Dans une page où elle évoque un écrivain qui ne fait sans doute pas partie de son panthéon personnel, Maurice Barrès, et les jeunes gens dont il nous fait le portrait dans Les Déracinés, Danièle Sallenave voit dans le mouvement qui fait passer continument de l’arrachement à l’attachement ce qui exprime le mieux l’ambivalence de l’ethos républicain. J’ai accepté, écrit-elle, « d’être une républicaine porteuse de la mémoire contradictoire de ses origines ». Si elle défend avec force le principe de l’égalité, elle désire non moins ardemment que soient reconnus la hiérarchie des savoirs et des talents, le mérite de chacun et le besoin d’une élite pour la nation. Pour ces raisons, elle n’a jamais été séduite par l’extrême-gauche, n’a jamais eu de penchant libertaire ou anarchiste. Je souhaitais, ajoute-t-elle, une « gestion juste et ordonnée de la cité, non son autogestion ». Le désir politique qui la meut n’est pas de révolution, il a pour horizon la résorption du contraste entre les droits formels et les droits réels dans une lutte acharnée contre l’injustice. La liberté s’indexe sur la justice et s’il faut veiller à ce que tous les individus s’émancipent, il faut aussi leur donner ce sans quoi le désir même de liberté ne saurait germer en eux. Les crises qui se succèdent s’ordonnent à une crise plus profonde, de la transmission. Le mot revient souvent dans le livre, il nourrit l’une de ses plus belles pages, dévolue à un autre « grand mot », Conserver : « conserver, c’est préserver, empêcher que se perde ou se dissipe une puissance d’agir ». Plus loin, dévoilant le sophisme sur les inégalités scolaires que les élites de tout bord rabâchent sans cesse, l’auteur fustige l’intransmission dont on a fait la condition d’une égalité factice, sans voir qu’elle est ce qui fixe et reproduit les inégalités de condition. La transmission est le seul impératif auquel doit se soumettre une École dont le maître mot est liberté. C’est là l’unique moyen pour elle de réaliser le principe central de la République, l’égalité. En matière d’enseignement, Danièle Sallenave est assurément conservatrice. Si elle a soin d’ajouter que cela ne préjuge pas de ses convictions sur le plan personnel, elle présente sans réserve ce qu’elle appelle sa théorie de l’action : un « conservatisme de gauche ».
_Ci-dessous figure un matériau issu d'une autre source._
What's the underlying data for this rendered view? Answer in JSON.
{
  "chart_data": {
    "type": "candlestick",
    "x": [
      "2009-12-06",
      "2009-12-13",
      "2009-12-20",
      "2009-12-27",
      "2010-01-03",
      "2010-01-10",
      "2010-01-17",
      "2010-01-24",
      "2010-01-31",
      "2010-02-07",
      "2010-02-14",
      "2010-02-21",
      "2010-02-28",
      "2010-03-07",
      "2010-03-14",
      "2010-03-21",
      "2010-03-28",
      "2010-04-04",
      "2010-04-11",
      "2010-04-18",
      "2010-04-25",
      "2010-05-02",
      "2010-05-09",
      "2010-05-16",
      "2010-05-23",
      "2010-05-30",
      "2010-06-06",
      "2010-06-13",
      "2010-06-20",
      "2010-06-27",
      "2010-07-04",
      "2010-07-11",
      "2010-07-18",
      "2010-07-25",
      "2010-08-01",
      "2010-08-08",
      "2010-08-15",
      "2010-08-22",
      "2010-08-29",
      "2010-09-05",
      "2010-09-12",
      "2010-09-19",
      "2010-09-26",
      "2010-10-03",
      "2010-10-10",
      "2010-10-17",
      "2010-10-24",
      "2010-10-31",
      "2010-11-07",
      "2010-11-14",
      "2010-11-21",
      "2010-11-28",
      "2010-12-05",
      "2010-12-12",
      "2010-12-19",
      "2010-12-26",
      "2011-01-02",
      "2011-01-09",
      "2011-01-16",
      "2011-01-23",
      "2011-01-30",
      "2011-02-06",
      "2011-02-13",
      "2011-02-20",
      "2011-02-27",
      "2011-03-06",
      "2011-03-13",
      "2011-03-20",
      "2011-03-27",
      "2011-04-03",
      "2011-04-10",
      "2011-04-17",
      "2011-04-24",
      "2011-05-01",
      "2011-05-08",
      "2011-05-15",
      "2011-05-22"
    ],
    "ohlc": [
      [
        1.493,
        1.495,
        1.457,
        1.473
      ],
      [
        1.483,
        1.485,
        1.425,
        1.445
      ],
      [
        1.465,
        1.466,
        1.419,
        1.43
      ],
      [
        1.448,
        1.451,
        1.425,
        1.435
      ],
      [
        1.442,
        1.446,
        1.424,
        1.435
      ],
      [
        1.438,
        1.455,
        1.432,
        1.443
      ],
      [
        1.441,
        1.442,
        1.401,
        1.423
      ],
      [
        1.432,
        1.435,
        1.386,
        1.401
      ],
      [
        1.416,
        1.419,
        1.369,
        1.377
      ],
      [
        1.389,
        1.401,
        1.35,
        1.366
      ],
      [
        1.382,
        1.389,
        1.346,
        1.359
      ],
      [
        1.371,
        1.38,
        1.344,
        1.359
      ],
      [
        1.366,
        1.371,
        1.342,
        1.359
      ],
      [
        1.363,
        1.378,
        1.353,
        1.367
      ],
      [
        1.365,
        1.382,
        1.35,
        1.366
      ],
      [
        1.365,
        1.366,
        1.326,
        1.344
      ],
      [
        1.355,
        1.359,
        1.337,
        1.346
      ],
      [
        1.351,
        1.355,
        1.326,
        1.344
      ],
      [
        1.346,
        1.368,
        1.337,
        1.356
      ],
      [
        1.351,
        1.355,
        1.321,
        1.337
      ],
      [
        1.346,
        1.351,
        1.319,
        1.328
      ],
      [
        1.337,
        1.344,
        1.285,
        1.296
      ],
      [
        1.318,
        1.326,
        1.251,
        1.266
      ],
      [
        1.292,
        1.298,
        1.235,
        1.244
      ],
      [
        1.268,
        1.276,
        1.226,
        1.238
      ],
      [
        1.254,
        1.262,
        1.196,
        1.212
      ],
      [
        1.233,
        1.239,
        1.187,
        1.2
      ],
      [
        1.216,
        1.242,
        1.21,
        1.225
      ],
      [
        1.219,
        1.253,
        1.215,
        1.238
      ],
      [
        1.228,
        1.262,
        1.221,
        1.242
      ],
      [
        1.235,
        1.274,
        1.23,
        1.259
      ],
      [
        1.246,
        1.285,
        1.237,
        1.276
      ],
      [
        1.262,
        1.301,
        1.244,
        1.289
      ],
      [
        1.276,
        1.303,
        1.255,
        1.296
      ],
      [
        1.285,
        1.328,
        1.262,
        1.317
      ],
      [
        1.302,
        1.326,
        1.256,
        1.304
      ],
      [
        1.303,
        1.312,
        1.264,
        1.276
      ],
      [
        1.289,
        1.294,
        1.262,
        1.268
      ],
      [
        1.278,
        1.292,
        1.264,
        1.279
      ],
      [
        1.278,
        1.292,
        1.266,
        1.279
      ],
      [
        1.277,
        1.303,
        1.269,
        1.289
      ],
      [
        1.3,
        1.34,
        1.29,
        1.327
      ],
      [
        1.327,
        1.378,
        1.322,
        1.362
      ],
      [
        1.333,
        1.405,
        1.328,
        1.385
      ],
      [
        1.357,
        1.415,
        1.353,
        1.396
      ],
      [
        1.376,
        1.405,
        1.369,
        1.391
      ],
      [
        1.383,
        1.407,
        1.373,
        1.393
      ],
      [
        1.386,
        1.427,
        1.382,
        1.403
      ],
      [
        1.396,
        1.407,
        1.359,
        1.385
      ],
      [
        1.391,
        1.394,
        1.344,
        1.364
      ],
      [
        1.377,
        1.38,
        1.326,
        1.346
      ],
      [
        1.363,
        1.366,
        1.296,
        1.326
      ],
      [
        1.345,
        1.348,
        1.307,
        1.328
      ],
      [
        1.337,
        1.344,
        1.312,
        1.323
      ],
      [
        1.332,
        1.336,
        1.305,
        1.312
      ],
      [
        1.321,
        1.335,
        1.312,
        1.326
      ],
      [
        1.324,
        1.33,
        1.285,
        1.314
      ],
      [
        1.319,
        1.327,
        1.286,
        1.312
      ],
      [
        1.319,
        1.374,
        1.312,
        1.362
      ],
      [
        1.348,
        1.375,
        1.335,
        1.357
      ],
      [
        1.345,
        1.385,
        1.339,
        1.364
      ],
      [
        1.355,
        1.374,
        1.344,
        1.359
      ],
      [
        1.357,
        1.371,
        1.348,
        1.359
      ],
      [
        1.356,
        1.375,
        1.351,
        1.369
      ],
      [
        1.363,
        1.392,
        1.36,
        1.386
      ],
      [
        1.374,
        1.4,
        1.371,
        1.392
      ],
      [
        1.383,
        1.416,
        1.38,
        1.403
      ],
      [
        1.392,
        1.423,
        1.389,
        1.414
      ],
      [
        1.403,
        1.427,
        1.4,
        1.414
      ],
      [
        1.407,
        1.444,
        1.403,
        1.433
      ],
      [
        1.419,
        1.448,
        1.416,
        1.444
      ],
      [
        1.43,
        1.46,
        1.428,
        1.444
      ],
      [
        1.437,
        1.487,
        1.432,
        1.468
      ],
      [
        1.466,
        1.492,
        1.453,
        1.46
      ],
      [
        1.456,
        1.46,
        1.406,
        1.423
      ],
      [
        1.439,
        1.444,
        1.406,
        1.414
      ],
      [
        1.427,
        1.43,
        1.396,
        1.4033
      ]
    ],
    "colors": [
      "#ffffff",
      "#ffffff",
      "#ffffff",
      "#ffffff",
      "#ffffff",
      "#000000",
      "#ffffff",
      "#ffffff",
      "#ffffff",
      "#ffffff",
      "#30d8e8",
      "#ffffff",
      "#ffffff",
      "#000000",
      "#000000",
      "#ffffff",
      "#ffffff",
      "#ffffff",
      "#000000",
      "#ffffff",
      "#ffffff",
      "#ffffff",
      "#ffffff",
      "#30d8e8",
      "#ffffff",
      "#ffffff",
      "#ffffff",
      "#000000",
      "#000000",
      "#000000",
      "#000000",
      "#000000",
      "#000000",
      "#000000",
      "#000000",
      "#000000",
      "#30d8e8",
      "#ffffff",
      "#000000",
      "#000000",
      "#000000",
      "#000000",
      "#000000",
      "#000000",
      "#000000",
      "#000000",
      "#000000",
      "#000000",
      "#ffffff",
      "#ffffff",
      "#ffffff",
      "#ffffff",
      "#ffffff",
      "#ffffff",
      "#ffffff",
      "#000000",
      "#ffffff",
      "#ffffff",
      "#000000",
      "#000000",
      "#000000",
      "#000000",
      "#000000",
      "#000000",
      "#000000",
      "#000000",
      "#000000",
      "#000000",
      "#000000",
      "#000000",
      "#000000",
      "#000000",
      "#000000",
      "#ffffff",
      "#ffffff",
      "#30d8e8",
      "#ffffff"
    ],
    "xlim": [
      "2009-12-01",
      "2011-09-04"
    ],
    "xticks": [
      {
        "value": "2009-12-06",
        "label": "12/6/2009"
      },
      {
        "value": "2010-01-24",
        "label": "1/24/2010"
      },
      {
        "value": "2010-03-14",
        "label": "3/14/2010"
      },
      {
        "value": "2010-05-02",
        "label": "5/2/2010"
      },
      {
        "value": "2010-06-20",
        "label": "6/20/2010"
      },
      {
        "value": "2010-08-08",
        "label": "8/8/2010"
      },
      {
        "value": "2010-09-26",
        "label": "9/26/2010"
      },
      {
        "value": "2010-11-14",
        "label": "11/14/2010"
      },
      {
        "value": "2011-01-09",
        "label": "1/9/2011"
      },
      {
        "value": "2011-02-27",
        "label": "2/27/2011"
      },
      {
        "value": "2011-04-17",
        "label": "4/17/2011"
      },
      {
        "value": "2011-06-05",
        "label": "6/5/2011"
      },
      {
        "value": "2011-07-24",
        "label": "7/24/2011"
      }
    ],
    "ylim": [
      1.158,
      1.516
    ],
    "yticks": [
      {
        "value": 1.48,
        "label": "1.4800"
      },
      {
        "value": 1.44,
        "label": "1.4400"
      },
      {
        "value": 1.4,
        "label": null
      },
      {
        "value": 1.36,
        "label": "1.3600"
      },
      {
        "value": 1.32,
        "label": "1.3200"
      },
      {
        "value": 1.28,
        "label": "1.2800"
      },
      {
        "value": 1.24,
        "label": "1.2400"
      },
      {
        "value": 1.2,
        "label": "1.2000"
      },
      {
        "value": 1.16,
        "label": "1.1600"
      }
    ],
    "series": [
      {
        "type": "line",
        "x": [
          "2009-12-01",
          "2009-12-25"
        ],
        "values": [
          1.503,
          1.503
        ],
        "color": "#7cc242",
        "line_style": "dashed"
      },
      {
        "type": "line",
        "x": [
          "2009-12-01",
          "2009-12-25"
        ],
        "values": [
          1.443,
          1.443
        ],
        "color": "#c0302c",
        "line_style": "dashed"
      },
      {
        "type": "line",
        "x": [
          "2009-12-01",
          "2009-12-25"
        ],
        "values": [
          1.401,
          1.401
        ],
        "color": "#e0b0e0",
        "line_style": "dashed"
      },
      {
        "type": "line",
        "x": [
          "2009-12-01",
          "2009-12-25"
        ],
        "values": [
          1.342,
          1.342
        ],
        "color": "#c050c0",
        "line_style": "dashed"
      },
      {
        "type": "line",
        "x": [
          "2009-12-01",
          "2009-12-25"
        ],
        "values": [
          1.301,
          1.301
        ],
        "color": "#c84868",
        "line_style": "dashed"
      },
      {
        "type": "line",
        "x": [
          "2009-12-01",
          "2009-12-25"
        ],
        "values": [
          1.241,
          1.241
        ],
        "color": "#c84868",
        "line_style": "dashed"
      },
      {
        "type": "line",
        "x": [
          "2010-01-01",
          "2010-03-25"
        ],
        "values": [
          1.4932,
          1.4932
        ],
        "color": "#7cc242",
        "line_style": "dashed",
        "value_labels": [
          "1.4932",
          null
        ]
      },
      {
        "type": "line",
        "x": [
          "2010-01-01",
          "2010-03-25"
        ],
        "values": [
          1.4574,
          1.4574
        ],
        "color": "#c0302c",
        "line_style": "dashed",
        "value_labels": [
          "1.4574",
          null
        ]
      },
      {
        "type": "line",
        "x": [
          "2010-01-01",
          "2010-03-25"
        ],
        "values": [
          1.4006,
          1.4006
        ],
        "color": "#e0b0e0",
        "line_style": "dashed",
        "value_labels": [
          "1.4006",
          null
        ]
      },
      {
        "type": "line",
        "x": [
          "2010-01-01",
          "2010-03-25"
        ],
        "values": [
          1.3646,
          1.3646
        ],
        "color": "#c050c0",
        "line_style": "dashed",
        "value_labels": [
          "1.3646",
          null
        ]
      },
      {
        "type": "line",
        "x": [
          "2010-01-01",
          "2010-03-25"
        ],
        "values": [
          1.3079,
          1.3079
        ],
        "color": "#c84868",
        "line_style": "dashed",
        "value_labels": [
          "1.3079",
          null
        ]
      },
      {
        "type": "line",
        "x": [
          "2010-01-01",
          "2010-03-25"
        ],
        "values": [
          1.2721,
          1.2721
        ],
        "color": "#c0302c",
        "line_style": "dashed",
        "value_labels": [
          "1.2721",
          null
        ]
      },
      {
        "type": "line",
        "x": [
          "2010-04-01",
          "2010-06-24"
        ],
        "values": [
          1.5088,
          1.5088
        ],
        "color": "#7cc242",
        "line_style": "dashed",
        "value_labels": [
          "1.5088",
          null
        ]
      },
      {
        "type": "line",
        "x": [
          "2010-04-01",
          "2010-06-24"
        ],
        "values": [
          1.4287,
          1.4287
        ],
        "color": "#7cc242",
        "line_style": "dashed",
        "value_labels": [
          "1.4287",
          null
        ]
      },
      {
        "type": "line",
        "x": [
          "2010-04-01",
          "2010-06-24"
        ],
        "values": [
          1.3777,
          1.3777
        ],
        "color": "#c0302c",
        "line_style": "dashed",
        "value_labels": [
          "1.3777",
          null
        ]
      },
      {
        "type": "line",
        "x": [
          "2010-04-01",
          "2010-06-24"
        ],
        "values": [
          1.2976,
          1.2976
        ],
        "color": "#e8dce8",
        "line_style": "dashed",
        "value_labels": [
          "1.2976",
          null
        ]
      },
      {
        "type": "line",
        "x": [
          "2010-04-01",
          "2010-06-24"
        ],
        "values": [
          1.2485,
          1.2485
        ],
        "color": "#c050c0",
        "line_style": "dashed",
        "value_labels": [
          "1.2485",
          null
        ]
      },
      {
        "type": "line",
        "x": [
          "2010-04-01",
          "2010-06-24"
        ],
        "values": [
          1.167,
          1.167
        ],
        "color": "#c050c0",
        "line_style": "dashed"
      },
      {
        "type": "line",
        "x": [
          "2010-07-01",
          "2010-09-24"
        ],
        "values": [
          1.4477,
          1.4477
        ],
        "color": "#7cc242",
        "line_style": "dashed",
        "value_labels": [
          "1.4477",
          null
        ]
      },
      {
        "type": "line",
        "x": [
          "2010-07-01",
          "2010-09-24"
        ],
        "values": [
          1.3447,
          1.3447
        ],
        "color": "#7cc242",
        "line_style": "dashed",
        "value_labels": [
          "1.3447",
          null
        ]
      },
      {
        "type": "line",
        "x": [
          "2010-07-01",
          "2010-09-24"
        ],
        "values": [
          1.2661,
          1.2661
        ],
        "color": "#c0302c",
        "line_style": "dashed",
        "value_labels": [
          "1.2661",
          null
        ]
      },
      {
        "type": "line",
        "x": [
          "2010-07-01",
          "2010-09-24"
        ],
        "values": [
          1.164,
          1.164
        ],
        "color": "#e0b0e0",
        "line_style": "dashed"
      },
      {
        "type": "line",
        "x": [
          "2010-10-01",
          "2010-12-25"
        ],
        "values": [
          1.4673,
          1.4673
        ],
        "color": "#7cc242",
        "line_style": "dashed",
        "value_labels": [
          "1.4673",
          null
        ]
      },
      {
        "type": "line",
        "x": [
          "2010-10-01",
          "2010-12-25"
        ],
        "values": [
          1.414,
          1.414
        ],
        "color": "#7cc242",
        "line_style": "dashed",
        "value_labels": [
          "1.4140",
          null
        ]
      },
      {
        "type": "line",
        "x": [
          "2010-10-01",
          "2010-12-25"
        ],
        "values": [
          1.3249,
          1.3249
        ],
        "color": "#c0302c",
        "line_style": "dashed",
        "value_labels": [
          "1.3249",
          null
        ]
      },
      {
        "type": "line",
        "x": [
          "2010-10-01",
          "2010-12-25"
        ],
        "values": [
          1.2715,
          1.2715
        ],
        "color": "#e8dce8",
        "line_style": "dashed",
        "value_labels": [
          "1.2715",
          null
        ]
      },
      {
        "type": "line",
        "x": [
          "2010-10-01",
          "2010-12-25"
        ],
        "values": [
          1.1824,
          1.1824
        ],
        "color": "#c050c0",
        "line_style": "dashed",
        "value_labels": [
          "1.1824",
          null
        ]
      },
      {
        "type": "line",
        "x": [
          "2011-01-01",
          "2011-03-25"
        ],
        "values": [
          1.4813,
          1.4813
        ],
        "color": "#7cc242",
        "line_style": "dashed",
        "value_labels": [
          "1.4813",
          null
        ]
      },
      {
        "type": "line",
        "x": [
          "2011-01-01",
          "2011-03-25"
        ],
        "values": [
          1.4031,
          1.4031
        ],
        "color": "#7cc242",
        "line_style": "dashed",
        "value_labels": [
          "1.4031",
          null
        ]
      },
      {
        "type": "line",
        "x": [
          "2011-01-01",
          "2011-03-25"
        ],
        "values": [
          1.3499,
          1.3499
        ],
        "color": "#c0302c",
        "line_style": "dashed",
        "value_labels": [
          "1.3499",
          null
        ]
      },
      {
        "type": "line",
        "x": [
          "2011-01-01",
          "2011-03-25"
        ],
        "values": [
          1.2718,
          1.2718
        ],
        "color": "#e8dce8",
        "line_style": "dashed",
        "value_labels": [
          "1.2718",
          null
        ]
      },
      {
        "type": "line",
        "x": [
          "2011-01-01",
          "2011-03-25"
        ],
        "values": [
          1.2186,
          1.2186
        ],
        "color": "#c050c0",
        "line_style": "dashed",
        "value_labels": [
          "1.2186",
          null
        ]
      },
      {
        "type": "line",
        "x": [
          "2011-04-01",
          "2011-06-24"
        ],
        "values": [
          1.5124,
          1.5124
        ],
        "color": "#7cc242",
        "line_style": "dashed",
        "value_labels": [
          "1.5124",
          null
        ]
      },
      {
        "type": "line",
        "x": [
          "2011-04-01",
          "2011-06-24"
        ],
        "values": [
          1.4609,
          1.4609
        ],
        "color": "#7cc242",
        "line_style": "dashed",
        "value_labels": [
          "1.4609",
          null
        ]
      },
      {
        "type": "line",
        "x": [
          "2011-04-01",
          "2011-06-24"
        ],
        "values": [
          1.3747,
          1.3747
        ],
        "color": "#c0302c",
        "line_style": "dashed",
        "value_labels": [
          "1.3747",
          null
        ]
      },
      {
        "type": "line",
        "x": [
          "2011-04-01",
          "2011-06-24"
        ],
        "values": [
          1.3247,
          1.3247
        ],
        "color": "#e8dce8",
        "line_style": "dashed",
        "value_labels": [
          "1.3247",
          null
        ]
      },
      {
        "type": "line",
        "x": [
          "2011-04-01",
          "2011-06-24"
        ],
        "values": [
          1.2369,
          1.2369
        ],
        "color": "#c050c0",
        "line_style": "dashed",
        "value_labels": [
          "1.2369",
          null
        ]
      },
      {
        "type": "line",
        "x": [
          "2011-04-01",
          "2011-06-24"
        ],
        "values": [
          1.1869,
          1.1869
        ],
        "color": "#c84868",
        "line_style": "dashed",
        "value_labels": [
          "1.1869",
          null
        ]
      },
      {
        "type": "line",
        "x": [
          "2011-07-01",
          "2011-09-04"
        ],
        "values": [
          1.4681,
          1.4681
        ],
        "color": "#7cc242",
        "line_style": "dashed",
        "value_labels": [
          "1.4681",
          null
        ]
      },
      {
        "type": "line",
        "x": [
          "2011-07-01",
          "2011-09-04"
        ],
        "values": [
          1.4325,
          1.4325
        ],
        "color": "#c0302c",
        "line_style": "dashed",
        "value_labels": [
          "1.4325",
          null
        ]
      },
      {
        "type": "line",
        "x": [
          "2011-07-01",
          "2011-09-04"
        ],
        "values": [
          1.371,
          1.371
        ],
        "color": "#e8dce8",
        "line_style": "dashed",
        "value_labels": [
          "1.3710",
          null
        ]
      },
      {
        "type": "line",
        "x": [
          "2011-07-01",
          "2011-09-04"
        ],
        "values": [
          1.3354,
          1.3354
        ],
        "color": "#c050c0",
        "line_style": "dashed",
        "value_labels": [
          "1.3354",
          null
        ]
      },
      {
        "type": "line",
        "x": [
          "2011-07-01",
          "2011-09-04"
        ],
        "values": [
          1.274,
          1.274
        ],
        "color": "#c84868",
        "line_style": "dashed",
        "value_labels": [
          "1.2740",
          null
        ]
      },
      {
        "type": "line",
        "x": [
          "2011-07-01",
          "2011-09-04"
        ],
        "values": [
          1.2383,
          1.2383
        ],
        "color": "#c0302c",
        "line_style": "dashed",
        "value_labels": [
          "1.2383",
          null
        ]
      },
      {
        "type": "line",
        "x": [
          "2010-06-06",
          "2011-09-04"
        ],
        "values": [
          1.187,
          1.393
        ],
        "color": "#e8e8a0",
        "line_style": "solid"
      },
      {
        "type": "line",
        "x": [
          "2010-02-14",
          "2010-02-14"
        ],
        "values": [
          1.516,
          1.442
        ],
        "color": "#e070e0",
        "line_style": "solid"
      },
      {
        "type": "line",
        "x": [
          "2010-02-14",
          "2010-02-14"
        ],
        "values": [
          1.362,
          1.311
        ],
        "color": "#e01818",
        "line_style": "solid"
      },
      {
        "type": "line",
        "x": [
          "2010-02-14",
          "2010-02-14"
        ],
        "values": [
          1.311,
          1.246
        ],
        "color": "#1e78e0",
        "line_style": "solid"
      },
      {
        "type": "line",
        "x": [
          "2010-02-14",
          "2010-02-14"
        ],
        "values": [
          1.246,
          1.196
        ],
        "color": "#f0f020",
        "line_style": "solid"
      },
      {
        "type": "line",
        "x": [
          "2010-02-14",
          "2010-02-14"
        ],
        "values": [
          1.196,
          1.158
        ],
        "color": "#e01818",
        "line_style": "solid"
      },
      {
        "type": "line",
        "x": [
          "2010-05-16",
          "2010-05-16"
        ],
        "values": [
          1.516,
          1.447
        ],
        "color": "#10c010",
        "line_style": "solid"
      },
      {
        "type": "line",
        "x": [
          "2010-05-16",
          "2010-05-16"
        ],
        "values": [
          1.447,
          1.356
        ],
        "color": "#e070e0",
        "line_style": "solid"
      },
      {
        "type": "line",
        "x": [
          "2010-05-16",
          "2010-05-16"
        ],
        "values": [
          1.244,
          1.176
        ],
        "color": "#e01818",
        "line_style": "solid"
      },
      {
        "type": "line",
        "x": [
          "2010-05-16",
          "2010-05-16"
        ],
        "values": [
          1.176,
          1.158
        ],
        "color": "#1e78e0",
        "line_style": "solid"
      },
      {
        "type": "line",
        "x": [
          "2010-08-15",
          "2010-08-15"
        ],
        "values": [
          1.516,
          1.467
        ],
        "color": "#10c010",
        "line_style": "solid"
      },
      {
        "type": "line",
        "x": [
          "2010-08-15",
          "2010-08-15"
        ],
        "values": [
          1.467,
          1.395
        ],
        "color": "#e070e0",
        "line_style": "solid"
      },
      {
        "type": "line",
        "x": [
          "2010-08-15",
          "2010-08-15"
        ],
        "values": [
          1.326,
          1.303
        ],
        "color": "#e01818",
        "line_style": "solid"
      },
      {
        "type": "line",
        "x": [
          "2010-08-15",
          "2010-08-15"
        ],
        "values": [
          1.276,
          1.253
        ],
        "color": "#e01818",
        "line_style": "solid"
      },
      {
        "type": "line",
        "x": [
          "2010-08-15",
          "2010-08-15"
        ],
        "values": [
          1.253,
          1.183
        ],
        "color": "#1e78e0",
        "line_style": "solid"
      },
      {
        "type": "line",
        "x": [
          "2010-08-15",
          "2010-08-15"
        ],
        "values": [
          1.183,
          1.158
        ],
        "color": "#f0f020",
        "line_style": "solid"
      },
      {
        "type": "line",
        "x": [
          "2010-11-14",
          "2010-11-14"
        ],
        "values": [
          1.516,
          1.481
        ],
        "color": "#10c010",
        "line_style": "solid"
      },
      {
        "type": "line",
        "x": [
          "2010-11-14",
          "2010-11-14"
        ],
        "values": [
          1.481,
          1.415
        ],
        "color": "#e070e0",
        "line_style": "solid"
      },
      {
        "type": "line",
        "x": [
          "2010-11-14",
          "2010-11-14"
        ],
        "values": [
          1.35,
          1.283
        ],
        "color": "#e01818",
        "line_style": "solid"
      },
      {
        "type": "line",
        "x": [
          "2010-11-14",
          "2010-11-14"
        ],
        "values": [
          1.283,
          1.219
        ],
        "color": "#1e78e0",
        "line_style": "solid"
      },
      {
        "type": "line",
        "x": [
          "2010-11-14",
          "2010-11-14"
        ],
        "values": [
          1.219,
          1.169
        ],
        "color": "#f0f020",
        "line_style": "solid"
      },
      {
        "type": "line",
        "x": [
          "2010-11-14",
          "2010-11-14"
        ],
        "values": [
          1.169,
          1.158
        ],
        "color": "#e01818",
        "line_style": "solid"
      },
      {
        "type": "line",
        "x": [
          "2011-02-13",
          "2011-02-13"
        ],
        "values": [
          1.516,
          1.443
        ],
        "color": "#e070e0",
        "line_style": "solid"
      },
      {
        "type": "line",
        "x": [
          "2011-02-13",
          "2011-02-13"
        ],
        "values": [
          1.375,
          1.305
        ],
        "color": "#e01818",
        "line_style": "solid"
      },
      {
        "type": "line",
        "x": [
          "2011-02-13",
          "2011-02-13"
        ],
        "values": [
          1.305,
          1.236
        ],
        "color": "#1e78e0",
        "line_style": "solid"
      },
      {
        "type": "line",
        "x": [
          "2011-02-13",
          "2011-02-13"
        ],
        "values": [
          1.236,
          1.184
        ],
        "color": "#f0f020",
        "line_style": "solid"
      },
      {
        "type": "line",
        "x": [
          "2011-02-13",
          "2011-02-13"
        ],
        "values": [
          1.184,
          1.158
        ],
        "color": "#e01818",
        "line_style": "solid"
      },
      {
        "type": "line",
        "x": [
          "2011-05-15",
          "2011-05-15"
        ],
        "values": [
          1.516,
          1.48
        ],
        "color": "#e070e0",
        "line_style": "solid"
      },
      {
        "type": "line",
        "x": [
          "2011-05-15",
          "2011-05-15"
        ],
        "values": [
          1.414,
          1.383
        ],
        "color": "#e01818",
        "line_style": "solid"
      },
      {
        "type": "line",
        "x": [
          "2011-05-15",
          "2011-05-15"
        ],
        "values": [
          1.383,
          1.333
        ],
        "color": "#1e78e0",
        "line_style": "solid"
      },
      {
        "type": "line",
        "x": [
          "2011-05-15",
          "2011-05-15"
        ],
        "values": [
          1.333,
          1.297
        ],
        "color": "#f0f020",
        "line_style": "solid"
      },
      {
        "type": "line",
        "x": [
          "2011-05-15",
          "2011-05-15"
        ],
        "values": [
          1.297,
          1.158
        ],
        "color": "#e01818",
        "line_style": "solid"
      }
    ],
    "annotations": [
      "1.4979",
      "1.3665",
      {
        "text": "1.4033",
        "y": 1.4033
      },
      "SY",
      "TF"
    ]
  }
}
On l’aura compris, la grande affaire de Danièle Sallenave, c’est l’École. C’est là qu’elle distingue, structurellement dirions-nous, la contradiction qui habite la République française. Il y a, écrit-elle, une « cruelle ambiguïté de l’école républicaine » : dans le même mouvement par lequel elle émancipe, elle « pose les bases d’une hiérarchie implacable ». Si elle a pour but d’élever le niveau de tous, elle a aussi pour ambition de former une petite élite qui sera impliquée, de différentes manières, dans la réalisation du projet républicain. La contradiction de l’école républicaine a longtemps été féconde, elle a réellement permis aux jeunes français d’accéder aux savoirs et aux savoir-faire qui les ont rendus moins ignorants, moins sujets aux préjugés, et plus éclairés dans l’exercice de leur jugement. Mais elle s’est peu à peu corrompue, faute de soutenir une ambition scolaire qui élève les uns et perfectionnent les autres. Au nom de l’égalité, on a renoncé à soumettre les enfants des milieux modestes à des exigences scolaires sérieuses. Quant à la formation de nos élites, il n’est pas sûr que l’on s’en occupe vraiment lorsqu’on sacrifie l’enseignement des humanités sur l’autel de nouveaux enseignements prétendument en prise avec le présent. Elle s’est aussi progressivement pervertie faute de tenir l’équilibre entre les deux termes qui la composent. Le souci de sélectionner ceux qui, par leur mérite, accéderont aux plus hautes fonctions a pris le dessus sur la nécessité, irréductible à la question de l’augmentation et de la redistribution des moyens, d’instruire tous ceux qui, dans une société française culturellement modifiée et profondément recomposée, n’y trouveront pas naturellement leur place. Elle s’est enfin aujourd’hui dissoute, la question de l’élévation du niveau ayant complètement disparu du discours politique sur l’école, et l’élite s’étant transmuée en une caste mondialisée composée d’affairistes de toutes sortes et de gens qui, fussent-ils des amateurs de culture, n’ouvrent plus un livre. Il faut mesurer toutes les conséquences de cette dissolution qui signe la fin de l’école républicaine : à ne plus vouloir de la méritocratie, on fait le lit de l’héritocratie.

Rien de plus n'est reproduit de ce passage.